By total coincidence, two weeks after visiting the Balcombe anti-fracking camp, I found myself at another significant environmental protest camp, this time at a lignite mine near the small German town of Buir in the countryside to the west of Cologne. I had been in Bonn on other business and a friend invited me along to the camp one scorching hot day in early September. We arrived by train and bike (incidentally, German trains are far more bike-friendly than the ones here in UK) to find the camp well settled in and a number of parallel workshops going on about everything from organising local activist groups to building solar energy systems and wooden stages. Several hundred people must have been camped out on farmland near a village. Apart from building general awareness about climate change issues and the renewable energy imperative for activists from across Europe, the ostensible purpose of the "Klimacamp" was to protest the expansion of an opencast lignite mine about a mile away by the giant German energy corporation RWE, which carts away the dirty fuel in trucks and trains to nearby power stations. According to RWE's website, they claim that it "mines just under 100 million tons a year, lignite being Germany's most important energy source, and always with the aspiration of working with max. efficiency and min. environmental impact." Well, if efficiency can be measured by the size of its mines and machinery, then they may be achieving the first goal, but it would be difficult to agree with the second claim, given lignite's high carbon (25-35 %) and the inherent costs of transporting and burning this low energy density fuel on the global climate. This is irrespective of the local social and environmental costs of opencast mining.
 
Nothing had quite prepared me, however, for the sight of the opencast mine itself, which was quite literally the largest hole I'd ever seen in my life and stretched for miles into the distance. Giant mechanical scoops gathered up the spoil and lignite and dumped it in tiny trucks with 8 foot high wheels driven by matchstick men in the foot of the abyss. A new concrete viewing platform with wooden deckchairs and umbrellas provided a surreal contrast to the gaping mine below, reminding me instantly of the cover of Supertramp's album "Crisis what crisis?". The prescience of the Climate Camp's activities and resistance to this mind-numbingly idiotic from of energy development was brought home by these stark images. It also blew away any preconceptions of Germany's "clean and green" image as a nation, as the government seems quite happy for opencast lignite mining to continue into the foreseeable future. Indeed, they were preparing to move a road, a railway and the whole village where the camp was located, that stood in the way of the mine's massive expansion plans in the next few years.

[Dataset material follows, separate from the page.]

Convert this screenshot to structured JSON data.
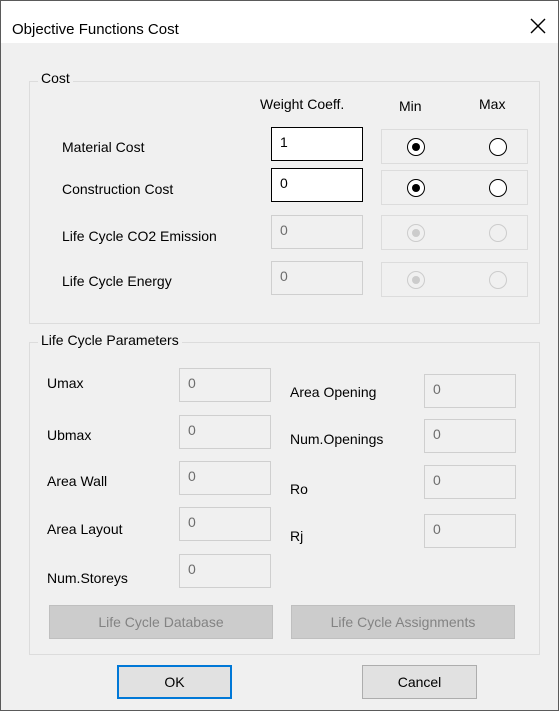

A few days before my visit, quite a few activists at the camp had been arrested for blocking a lignite-laden train from leaving the mine. As with Balcombe, the police in Germany also seemed to be working more for the benefit of RWE's profits than the greater benefit of society, and it reminded me once more that these seemingly distant protests against lignite or fracking are joined by so much more than climate change concerns, but about much larger questions concerning the prevailing system of politics and economic governance.